Dengan bersungut-sungut, akhirnya Mbok Jagabaya pergi ke belakang untuk membuat jenang pesanan Pak Jagabaya.

Malam ini Pak Jagabaya mendapat jatah ronda malam. Satu kelompok dengan Pak Kenut, Pak Kentong dan Pak Gerdu. Pak Jagabaya datang paling awal dibanding teman-temannya, dan tak lupa membawa jenang buatan istrinya.

Sampai di pos ronda, cepat-cepat dicarinya daun yang sudah kering. Daun itu untuk meletakkan jenang buatan istrinya. Sambil menoleh kiri-kanan, dengan hati-hati ditaruhnya jenang itu di bawah balai-balai pos ronda. Setelah itu, diambilnya sebatang rokok dari saku bajunya dan kemudian disulutnya rokok itu. Sambil menunggu teman-temannya datang, dihisapnya rokok itu pelan-pelan.

Tak berapa lama, Pak Kentong dan Pak Gerdu datang. Kemudian mereka bertiga asyik bercerita dan bergurau. Sampailah pembicaraan itu pada soal makanan.

“Malam ini jatah siapa sih yang menyediakan makanan dan minuman?” tanya Pak Gerdu.

“Pak Kenut. Tadi saya lihat istrinya sibuk membuat makanan kecil. Maklumlah, Pak Kenut baru saja menjual sapinya. Wah… pasti makanan yang dibawa Pak Kenut enak dan banyak,” jawab Pak Kentong sambil berharap.

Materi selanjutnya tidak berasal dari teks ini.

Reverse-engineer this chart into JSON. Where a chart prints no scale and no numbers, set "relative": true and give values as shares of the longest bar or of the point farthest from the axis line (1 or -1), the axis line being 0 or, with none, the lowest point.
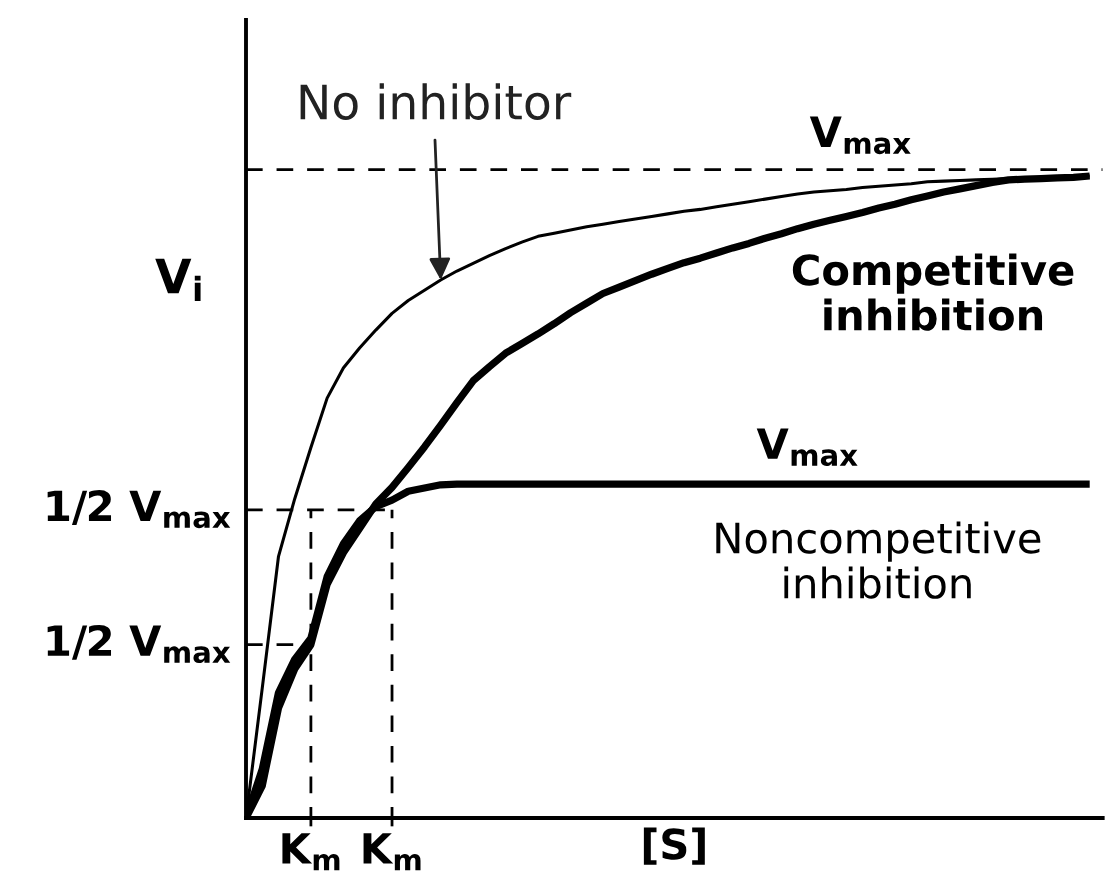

“Ngomong-ngomong soal makanan nih. Saya ingin mengajak taruhan dengan kalian. Begini taruhannya. Siapa yang berani makan tahi anjing di bawah ini, akan saya beri uang seribu rupiah. Mau tidak?” kata Pak Jagabaya sambil menunjuk jenang yang ditaruh di bawah balai-balai tadi. Pak Kentong dan Pak Gerdu saling berpandangan. Ini sih taruhan gila, begitu pikir Pak Kentong.

“Bagaimana, berani tidak?” Pak Jagabaya mengulang pertanyaannya.

“Pak, saya belum gila. Mana mungkin tahi anjing disuruh masuk ke perut saya ini. Jangan main-main, jelek-jelek begini kami sekeluarga tiap hari makan nasi,” begitu alasan Pak Kentong.

“Iya pak, hanya orang gila saja yang mau makan tahi anjing. Biarpun dibayar seratus ribu, saya tak bakal mau!” Pak Gerdu menimpali.

Perbincangan semakin seru, karena tak ada yang berani memakan “tahi anjing” di bawah balai-balai yang tak lain jenang buatan istri Pak Jagabaya. Sampai akhirnya Pak Kenut datang membawa makanan kecil dan minuman.

“Ada apa ini, kok ramai sekali?” tanya Pak Kenut kemudian. Pak Kentong pun menjelaskan masalah taruhan Pak Jagabaya yang tak masuk akal tadi. Pak Kenut manggut-manggut.

“Begini saja, sekarang Pak Jagabaya yang makan tahi anjing itu. Kalau Pak Jagabaya berani memakannya, saya beri uang sepuluh ribu rupiah. Nih uangnya, sisa hasil menjual sapi tadi pagi,” kata Pak Kenut kemudian.

Dalam hati Pak Jagabaya bersorak. Siasat untuk mendapatkan uang berhasil. Dengan pelan, diambilnya tahi anjing itu. Agar tak mencurigakan, dipencetnyalah hidungnya, seakan dia mencium bau tak sedap. Sejurus kemudian, tahi anjing palsu itu dikunyahnya sambil cengar-cengir seperti orang yang jijik. Ketiga temannya heran melihat tingkah Pak Jagabaya itu.

Setelah selesai makan, disahutnya uang sepuluh ribu yang terletak di depannya, dan dimasukkannya ke dalam saku bajunya. Esoknya, seluruh desa gempar karena ulang Pak Jagabaya semalam. Sementara itu Mbok Jagabaya tersenyum, karena utang-utangya di warung sebelah telah lunas.